ROANOKE TIMES

                         Roanoke Times
                 Copyright (c) 1995, Landmark Communications, Inc.

DATE: WEDNESDAY, September 13, 1995                   TAG: 9509130038
SECTION: EDITORIAL                    PAGE: A-10   EDITION: METRO 
SOURCE: 
DATELINE:                                 LENGTH: Medium


OVERDUE PLANNING FOR COUNTY SCHOOLS

ROANOKE COUNTY is facing more than a simple decision about whether to build one big high school in Southwest County or two little ones.

The fast pace of residential sprawl in that part of the county is dictating the need for expanded school facilities, and the county is struggling to catch up. Better planning a few years ago would have helped. Better planning now is essential.
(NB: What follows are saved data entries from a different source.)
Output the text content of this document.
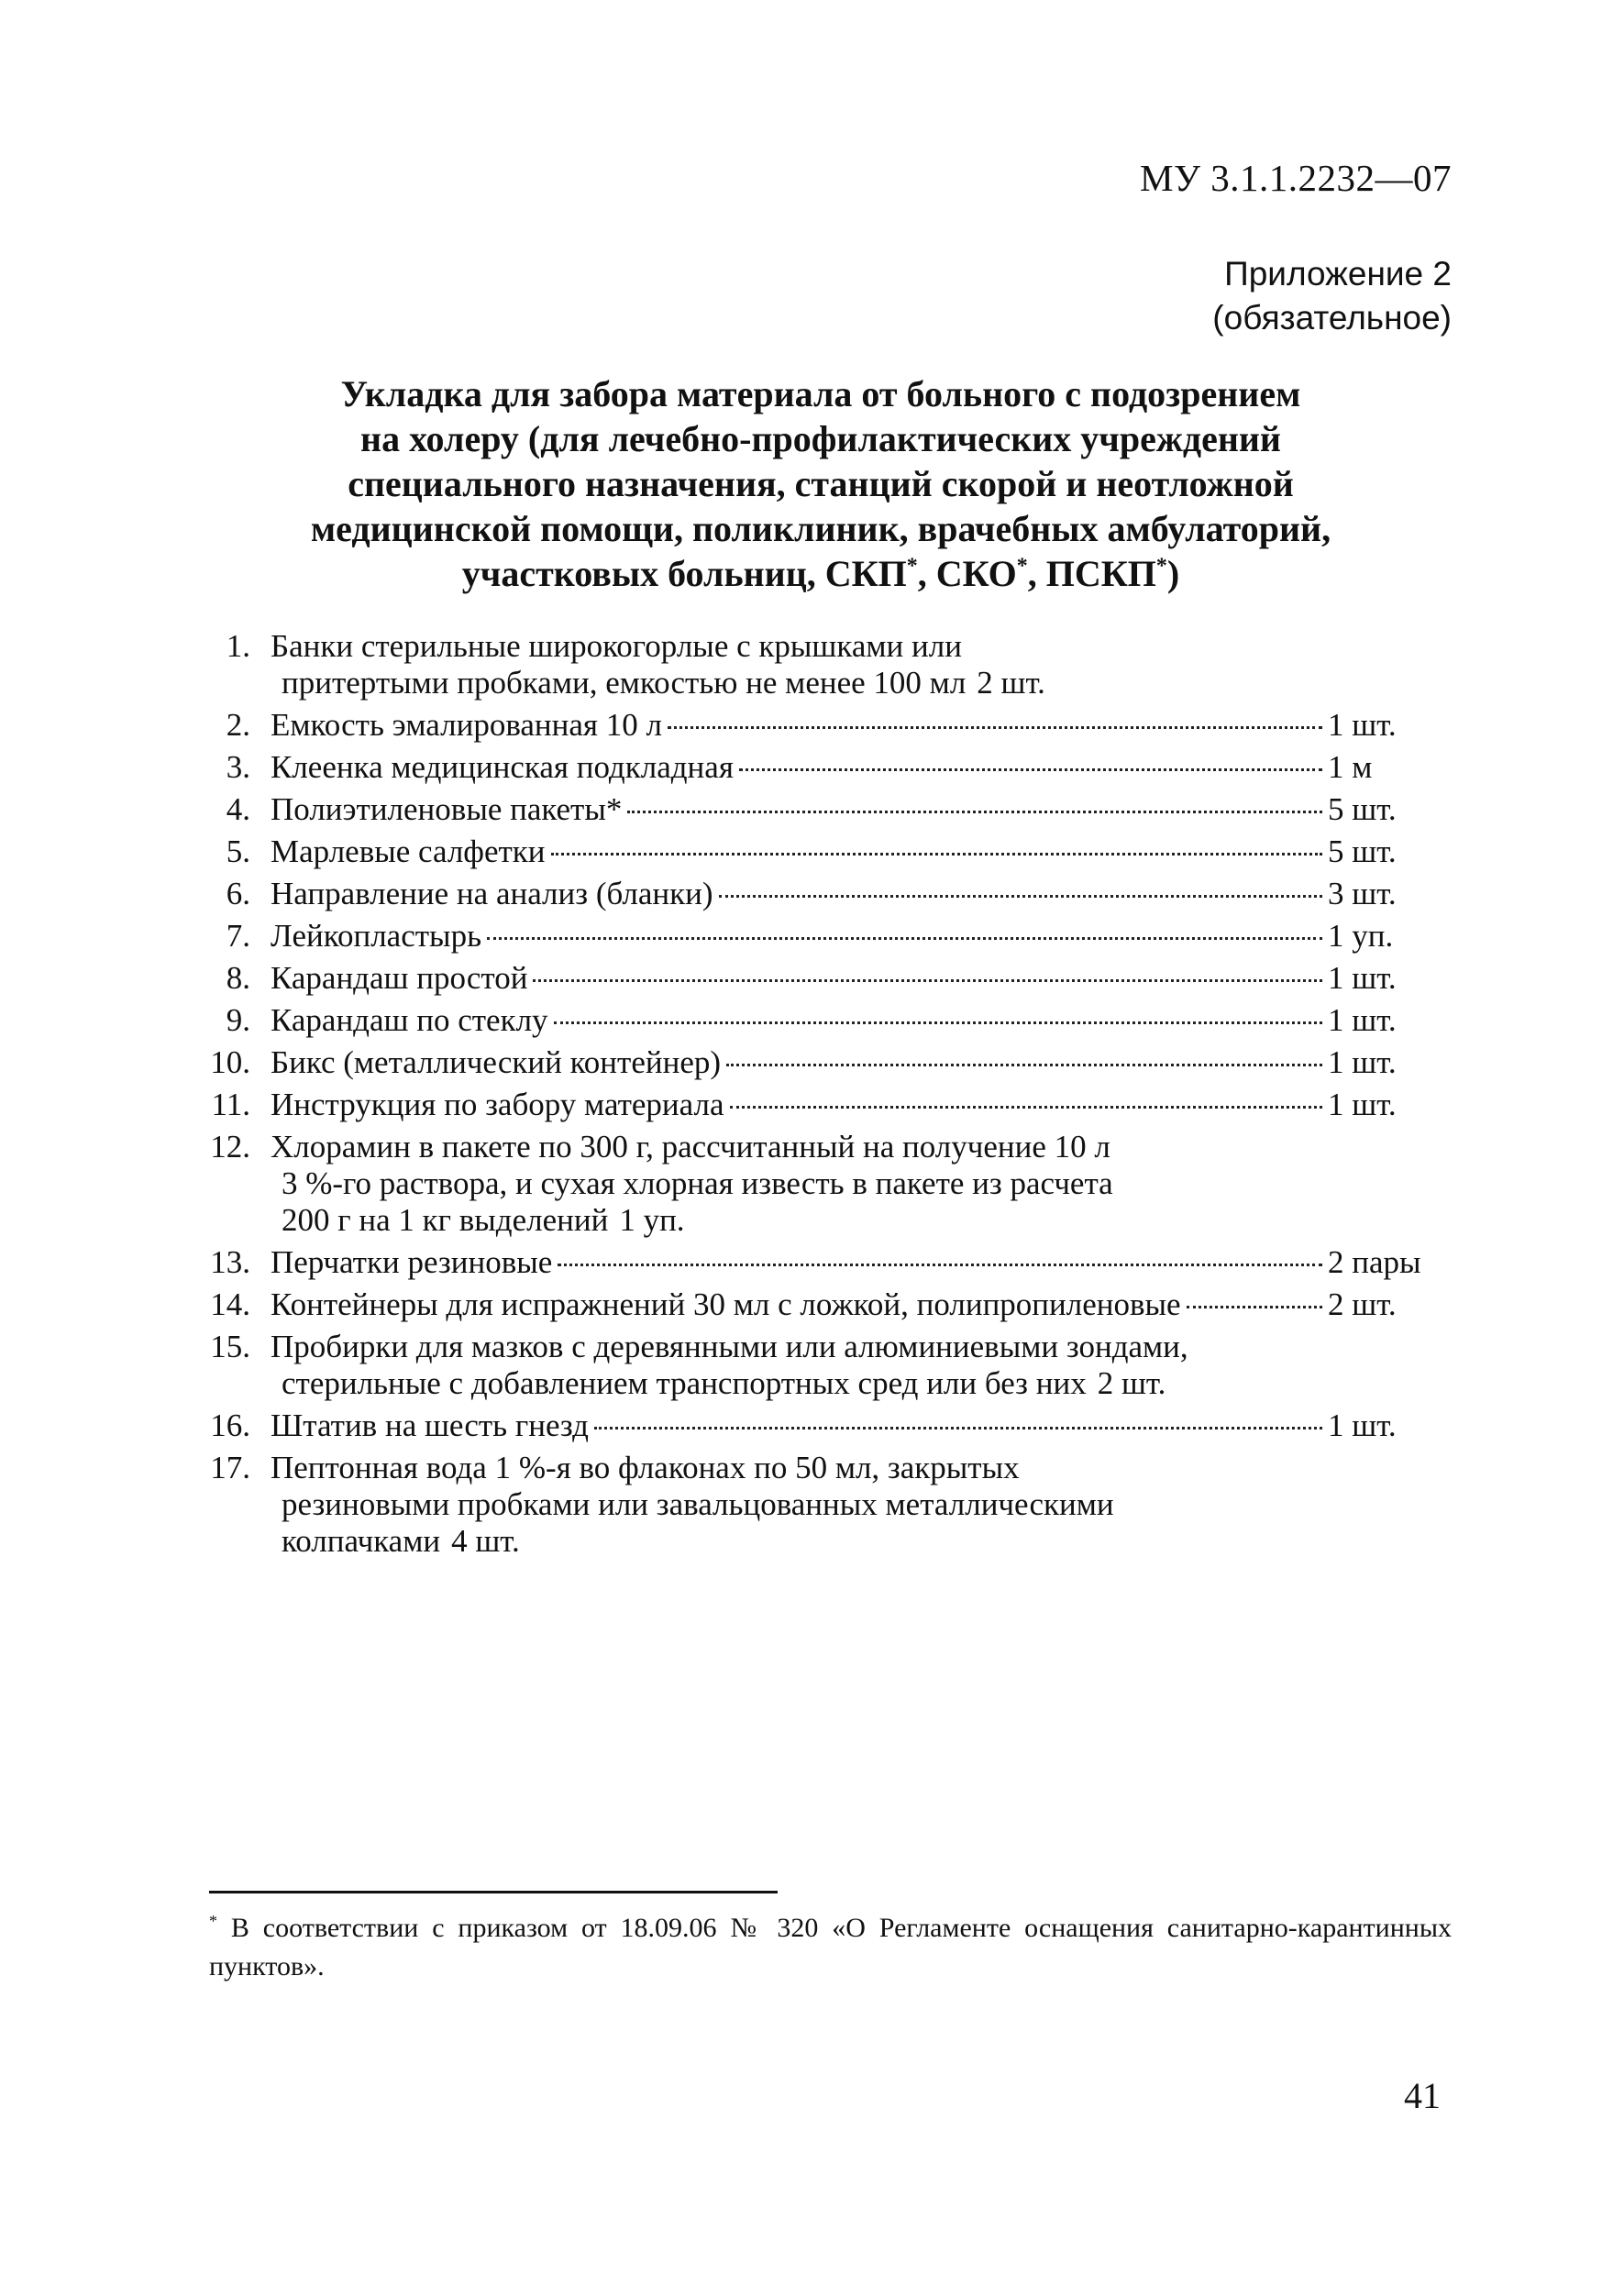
МУ 3.1.1.2232—07
Приложение 2
(обязательное)
Укладка для забора материала от больного с подозрением
на холеру (для лечебно-профилактических учреждений
специального назначения, станций скорой и неотложной
медицинской помощи, поликлиник, врачебных амбулаторий,
участковых больниц, СКП*, СКО*, ПСКП*)
1. Банки стерильные широкогорлые с крышками или
притертыми пробками, емкостью не менее 100 мл 2 шт.
2. Емкость эмалированная 10 л	1 шт.
3. Клеенка медицинская подкладная	1 м
4. Полиэтиленовые пакеты*	5 шт.
5. Марлевые салфетки	5 шт.
6. Направление на анализ (бланки)	3 шт.
7. Лейкопластырь	1 уп.
8. Карандаш простой	1 шт.
9. Карандаш по стеклу	1 шт.
10. Бикс (металлический контейнер)	1 шт.
11. Инструкция по забору материала	1 шт.
12. Хлорамин в пакете по 300 г, рассчитанный на получение 10 л
3 %-го раствора, и сухая хлорная известь в пакете из расчета
200 г на 1 кг выделений 1 уп.
13. Перчатки резиновые	2 пары
14. Контейнеры для испражнений 30 мл с ложкой, полипропиленовые	2 шт.
15. Пробирки для мазков с деревянными или алюминиевыми зондами,
стерильные с добавлением транспортных сред или без них 2 шт.
16. Штатив на шесть гнезд	1 шт.
17. Пептонная вода 1 %-я во флаконах по 50 мл, закрытых
резиновыми пробками или завальцованных металлическими
колпачками 4 шт.
* В соответствии с приказом от 18.09.06 № 320 «О Регламенте оснащения санитарно-карантинных пунктов».
41
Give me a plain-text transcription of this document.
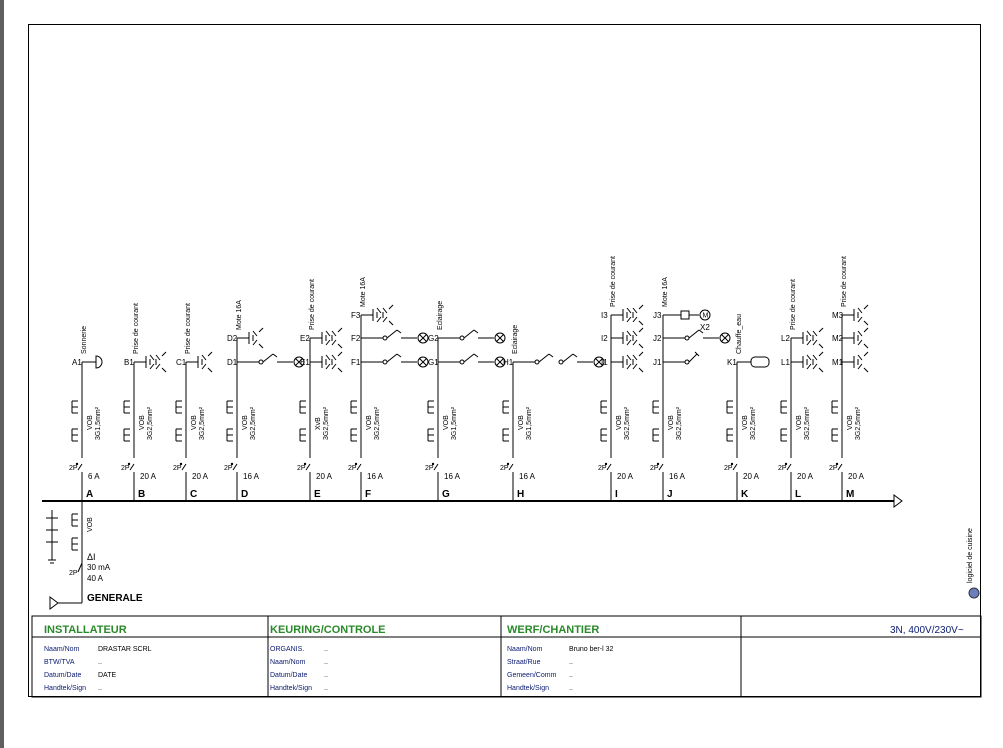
2P
6 A
A
VOB 3G1,5mm²
A1
Sonnerie
2P
20 A
B
VOB 3G2,5mm²
B1
Prise de courant
2P
20 A
C
VOB 3G2,5mm²
C1
Prise de courant
2P
16 A
D
VOB 3G2,5mm²
D1
D2
Mote 16A
2P
20 A
E
XvB 3G2,5mm²
E1
E2
Prise de courant
2P
16 A
F
VOB 3G2,5mm²
F1
F2
F3
Mote 16A
2P
16 A
G
VOB 3G1,5mm²
G1
G2
Eclairage
2P
16 A
H
VOB 3G1,5mm²
H1
Eclairage
2P
20 A
I
VOB 3G2,5mm²
I1
I2
I3
Prise de courant
2P
16 A
J
VOB 3G2,5mm²
J1
J2
J3	M
X2
Mote 16A
2P
20 A
K
VOB 3G2,5mm²
K1
Chauffe_eau
2P
20 A
L
VOB 3G2,5mm²
L1
L2
Prise de courant
2P
20 A
M
VOB 3G2,5mm²
M1
M2
M3
Prise de courant
VOB
ΔI
2P
30 mA
40 A
GENERALE
logiciel de cuisine
INSTALLATEUR
Naam/Nom	DRASTAR SCRL
BTW/TVA	..
Datum/Date DATE
Handtek/Sign ..
KEURING/CONTROLE
ORGANIS.	..
Naam/Nom	..
Datum/Date ..
Handtek/Sign ..
WERF/CHANTIER
Naam/Nom	Bruno ber-l 32
Straat/Rue	..
Gemeen/Comm ..
Handtek/Sign	..
3N, 400V/230V~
Cave Spring High School already is at capacity, with no room to grow. In fact, it is beyond capacity - the school does not have room for its freshman class. Spreading the ninth-graders between two junior high schools has meant overcrowding at Cave Spring Junior High. This situation led to an unpopular proposal, later dropped, to realign classes there and at Hidden Valley Junior High to even out their student populations.

Meanwhile, keeping the ninth grade at these schools blocks the development of middle schools for grades six through eight, the grouping most educators think is best suited for children.

In other words, the school system faces an array of interrelated problems involving the size and condition of facilities, and facility considerations are driving educational decisions, rather than vice versa.

Residential development in Southwest County has occurred at an unexpectedly fast pace. But the severe space crunch also suggests some disconnect between projections and plans, not to mention the Board of Supervisors' tendency at times to avoid confronting issues of growth.

Still, despite the increasingly urgent need for a new high school, it's clear in retrospect that the supervisors were right to decide against going immediately to voters for authority to issue $20 million in bonds to build one. This almost certainly would require a tax increase. Some supervisors judged, probably correctly, that the issue wouldn't pass in each of the county's magisterial districts. At the same time, chairman Lee Eddy pressed school officials to seek alternatives that might cost less.

All of which has led to delay that the schools can ill afford, but that promises a better outcome.

Long-range solutions are pushed even farther into the future, and immediate needs like air conditioning Cave Spring Junior High produce more controversy, given all the uncertainty. But the planning process that has resulted has attracted healthy civic involvement, and ensured intense scrutiny of overall construction needs - including the impact the facilities have on each other and on the overall educational program. (Which, by the way, has nothing to do with what size schools you compete against in football.)

And, after further study and a second community meeting next month on what the options will cost, residents will have a chance to be heard on not only what they want, but what they want to pay for.

There should be no doubt, after a decision is reached, that the county has explored the alternatives and chosen the plan that meets the educational needs of a locality that - like it or not - is taking on a new, urban status requiring careful planning and expensive capital outlays.

The supervisors should be able to get behind such a plan and push it, even if it requires that dreaded measure, an increase in taxes.